The general trajectory of awards would be a zigzagging path through the Order of the Star of India or the Order of the Indian Empire. A journeyman in the Indian Civil Service would ascend somewhat like one Sir Percy Cox, who started small and ended up big: CIE, CSI, KCIE between 1902-1911 for his services in the Persian Gulf; KCSI and GCIE during the First World War as political officer in the Indian Expeditionary Force on the Western Front; KCMG in 1920 whilst acting British High Commissioner to Persia, and GCMG in 1922 when he became High Commissioner to Iraq. ‘No wonder he was an impressive sight when calling upon King Faisal, his official uniform covered with these accumulated baubles’ as David Cannadine writes in his book, Ornamentalism, from where I got all these tidbits.

The Indian princes wouldn’t necessarily obtain the entire panoply of awards – they would receive them entirely based on their relative ranking, and their prestige at the Viceroy’s office. Naturally, this meant they would jump through hoops to obtain the medals they craved. Rudyard Kipling satirised this obsession:

Rustrum Beg of Kolazai – slightly backward Native State -
Lusted for a CSI - so began to sanitate
Built a Gaol and Hospital - nearby built a City Drain
Till his faithful subjects all thought their ruler was insane.

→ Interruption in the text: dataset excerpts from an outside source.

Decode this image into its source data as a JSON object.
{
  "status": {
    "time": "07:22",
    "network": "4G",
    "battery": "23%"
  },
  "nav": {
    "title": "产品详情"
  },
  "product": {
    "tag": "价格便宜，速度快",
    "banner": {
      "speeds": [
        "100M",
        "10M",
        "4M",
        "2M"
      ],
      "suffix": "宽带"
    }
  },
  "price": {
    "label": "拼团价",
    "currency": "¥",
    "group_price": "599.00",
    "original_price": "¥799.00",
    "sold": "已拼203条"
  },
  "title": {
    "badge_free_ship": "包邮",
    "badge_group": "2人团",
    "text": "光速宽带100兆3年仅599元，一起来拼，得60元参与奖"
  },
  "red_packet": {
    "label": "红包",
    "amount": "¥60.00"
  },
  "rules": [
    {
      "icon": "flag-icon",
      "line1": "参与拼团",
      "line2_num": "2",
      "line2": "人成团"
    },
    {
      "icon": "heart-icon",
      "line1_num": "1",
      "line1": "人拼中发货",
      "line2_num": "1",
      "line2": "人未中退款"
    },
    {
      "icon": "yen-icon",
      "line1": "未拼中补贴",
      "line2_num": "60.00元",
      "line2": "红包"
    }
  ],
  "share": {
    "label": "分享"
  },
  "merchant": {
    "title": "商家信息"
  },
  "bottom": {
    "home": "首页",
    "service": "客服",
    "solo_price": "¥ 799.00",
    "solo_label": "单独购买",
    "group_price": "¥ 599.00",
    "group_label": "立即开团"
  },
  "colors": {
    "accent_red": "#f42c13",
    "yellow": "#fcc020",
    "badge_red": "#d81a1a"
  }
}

Strange departures made he then - yea, Departments stranger still,
Half a dozen Englishmen helped the Rajah with a will,
Talked of noble aims and high, hinted of a future fine
For the state of Kolazai, on a strictly Western line.

Rajah Rustum held his peace; lowered octroi dues a half;
Organized a State Police; purified the Civil Staff;
Settled cess and tax afresh in a very liberal way;
Cut temptations of the flesh - also cut the Bukhshi's pay;

Roused his Secretariat to a fine Mahratta fury,
By a Hookum hinting at supervision of dasturi;
Turned the State of Kolazai very nearly upside-down;
When the end of May was nigh, waited his achievement crown.

When the Birthday Honours came,
Sad to state and sad to see,
Stood against the Rajah's name nothing more than C. I. E.!


David Cannadine, Ornamentalism: How The British Saw Their Empire, Penguin, 2001.